Yoko Ono remains the gatekeeper of the Lennon legacy and chief protector of his posthumous image.

She also marked the anniversary by editing a compilation of tributes from celebrities such as Elton John and Mick Jagger.

But in the run-up to the anniversary, other voices offered a differing view of Lennon.

In her memoir "John," published in October, Lennon's first wife, Cynthia Lennon, wrote of the "pain, torment and humiliation" she suffered in her marriage.

And in a statement for the 25th anniversary, Lennon's son, Julian, admitted to "very mixed feelings" about his father.

"He was the father I loved who let me down in so many ways," he said.

Parole denied

Meanwhile, Chapman is still serving a 20 years to life prison sentence for the murder.
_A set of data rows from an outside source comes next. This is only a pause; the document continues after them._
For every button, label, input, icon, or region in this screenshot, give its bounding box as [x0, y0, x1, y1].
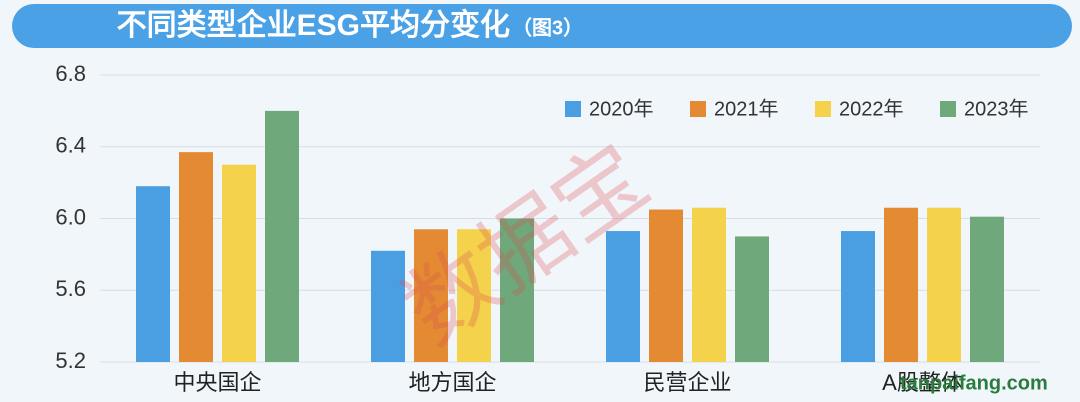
- bar: [606, 231, 640, 362]
- bar: [371, 250, 405, 362]
- legend-label: 2021年: [714, 97, 779, 120]
- y-tick-label: 6.4: [55, 133, 86, 158]
- bar: [414, 229, 448, 362]
- bar: [500, 218, 534, 362]
- bar: [136, 186, 170, 362]
- title-note: （图3）: [512, 16, 583, 39]
- legend-swatch: [940, 101, 956, 117]
- bar: [457, 229, 491, 362]
- chart-title: 不同类型企业ESG平均分变化: [117, 8, 510, 42]
- source-watermark: tanpaifang.com: [900, 372, 1048, 394]
- title-banner: [12, 4, 1072, 48]
- bar: [265, 110, 299, 362]
- legend-label: 2020年: [589, 97, 654, 120]
- bar: [649, 209, 683, 362]
- y-tick-label: 6.0: [55, 204, 86, 229]
- bar: [179, 152, 213, 362]
- y-tick-label: 6.8: [55, 61, 86, 86]
- bar: [884, 207, 918, 362]
- x-tick-label: A股整体: [882, 370, 963, 395]
- legend-swatch: [815, 101, 831, 117]
- bar: [735, 236, 769, 362]
- legend-label: 2023年: [964, 97, 1029, 120]
- bar: [692, 207, 726, 362]
- x-tick-label: 中央国企: [173, 370, 261, 395]
- bar: [927, 207, 961, 362]
- bar: [222, 164, 256, 362]
- y-tick-label: 5.6: [55, 276, 86, 301]
- x-tick-label: 地方国企: [408, 370, 496, 395]
- y-tick-label: 5.2: [55, 348, 86, 373]
- bar: [970, 216, 1004, 362]
- legend-label: 2022年: [839, 97, 904, 120]
- legend-swatch: [690, 101, 706, 117]
- bar: [841, 231, 875, 362]
- x-tick-label: 民营企业: [643, 370, 731, 395]
- legend-swatch: [565, 101, 581, 117]
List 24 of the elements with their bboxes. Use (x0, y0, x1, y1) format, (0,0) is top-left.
He’s locked up in the Attica maximum security facility in New York state and has had parole appeals turned down three times.
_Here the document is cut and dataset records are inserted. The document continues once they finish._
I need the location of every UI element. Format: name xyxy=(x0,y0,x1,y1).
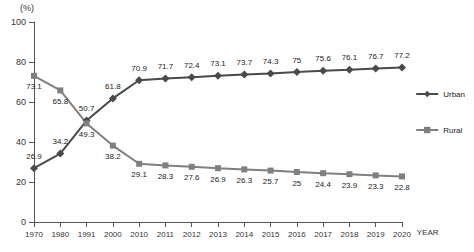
svg-text:73.7: 73.7 xyxy=(236,58,252,67)
svg-text:2017: 2017 xyxy=(314,230,332,239)
svg-text:2012: 2012 xyxy=(183,230,201,239)
svg-text:77.2: 77.2 xyxy=(394,51,410,60)
svg-text:70.9: 70.9 xyxy=(131,64,147,73)
svg-text:74.3: 74.3 xyxy=(263,57,279,66)
svg-text:20: 20 xyxy=(16,177,26,187)
svg-text:Rural: Rural xyxy=(443,126,462,135)
svg-text:2014: 2014 xyxy=(235,230,253,239)
svg-text:27.6: 27.6 xyxy=(184,173,200,182)
svg-text:1991: 1991 xyxy=(78,230,96,239)
svg-text:60: 60 xyxy=(16,97,26,107)
svg-text:71.7: 71.7 xyxy=(158,62,174,71)
svg-text:YEAR: YEAR xyxy=(417,228,439,237)
svg-text:25: 25 xyxy=(292,179,301,188)
svg-text:75: 75 xyxy=(292,56,301,65)
svg-text:80: 80 xyxy=(16,57,26,67)
svg-text:50.7: 50.7 xyxy=(79,104,95,113)
svg-text:76.7: 76.7 xyxy=(368,52,384,61)
svg-text:1980: 1980 xyxy=(51,230,69,239)
svg-text:2019: 2019 xyxy=(367,230,385,239)
svg-text:1970: 1970 xyxy=(25,230,43,239)
svg-text:2013: 2013 xyxy=(209,230,227,239)
svg-text:28.3: 28.3 xyxy=(158,172,174,181)
svg-text:40: 40 xyxy=(16,137,26,147)
svg-text:72.4: 72.4 xyxy=(184,61,200,70)
svg-text:2010: 2010 xyxy=(130,230,148,239)
svg-text:23.9: 23.9 xyxy=(342,181,358,190)
svg-text:25.7: 25.7 xyxy=(263,177,279,186)
svg-text:23.3: 23.3 xyxy=(368,182,384,191)
svg-text:2018: 2018 xyxy=(341,230,359,239)
svg-text:2015: 2015 xyxy=(262,230,280,239)
svg-text:26.9: 26.9 xyxy=(26,152,42,161)
svg-text:75.6: 75.6 xyxy=(315,54,331,63)
svg-text:100: 100 xyxy=(11,17,26,27)
svg-text:(%): (%) xyxy=(20,3,34,13)
svg-text:76.1: 76.1 xyxy=(342,53,358,62)
svg-text:49.3: 49.3 xyxy=(79,130,95,139)
svg-text:24.4: 24.4 xyxy=(315,180,331,189)
svg-text:61.8: 61.8 xyxy=(105,82,121,91)
svg-text:0: 0 xyxy=(21,217,26,227)
svg-text:2000: 2000 xyxy=(104,230,122,239)
svg-text:2020: 2020 xyxy=(393,230,411,239)
svg-text:29.1: 29.1 xyxy=(131,170,147,179)
svg-text:Urban: Urban xyxy=(443,90,465,99)
svg-text:38.2: 38.2 xyxy=(105,152,121,161)
svg-text:73.1: 73.1 xyxy=(210,59,226,68)
svg-text:22.8: 22.8 xyxy=(394,183,410,192)
svg-text:73.1: 73.1 xyxy=(26,82,42,91)
svg-text:26.9: 26.9 xyxy=(210,175,226,184)
svg-text:2016: 2016 xyxy=(288,230,306,239)
svg-text:2011: 2011 xyxy=(157,230,175,239)
svg-text:26.3: 26.3 xyxy=(236,176,252,185)
svg-text:65.8: 65.8 xyxy=(52,97,68,106)
svg-text:34.2: 34.2 xyxy=(52,137,68,146)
Chapman was obsessed by the former Beatle and craved his popularity.

In an interview recorded more than 10 years ago, Chapman described how the search for his own personality compelled him to shoot Lennon.

"I was under total compulsion," Chapman said in remarks recorded by a reporter in 1991 and 1992 that Britain's Channel 4 television will broadcast publicly for the first time this week.

"It was like a train, a runaway train, there was no stopping it. No matter -- nothing could have stopped me," he said.

Born in Texas, Chapman had a difficult childhood when he said he was picked upon by other boys at school. While waiting for Lennon outside the apartment block, Chapman had read "Catcher In The Rye" the story of a mixed up teenager.

He told a parole board last year he had planned the murder three months in advance and had even travelled to New York once before returning home to Hawaii thinking he was no longer angry at Lennon.

But the anger overtook him again when he saw photos of the ex-Beatle. The former security guard and drug addict then retraced his steps back to New York and waited for his moment.

"There was a successful man who kind of had the world on a chain, so to speak, and there I was, not even a link of that chain, just a person who had no personality. And something in me just broke," he said.

"And I remember thinking perhaps my identity would be found in the killing of John Lennon."

Now 50, Chapman was denied parole for a third time last year after the board cited the "extreme malicious intent" of his crime and said releasing him would undermine respect for the law.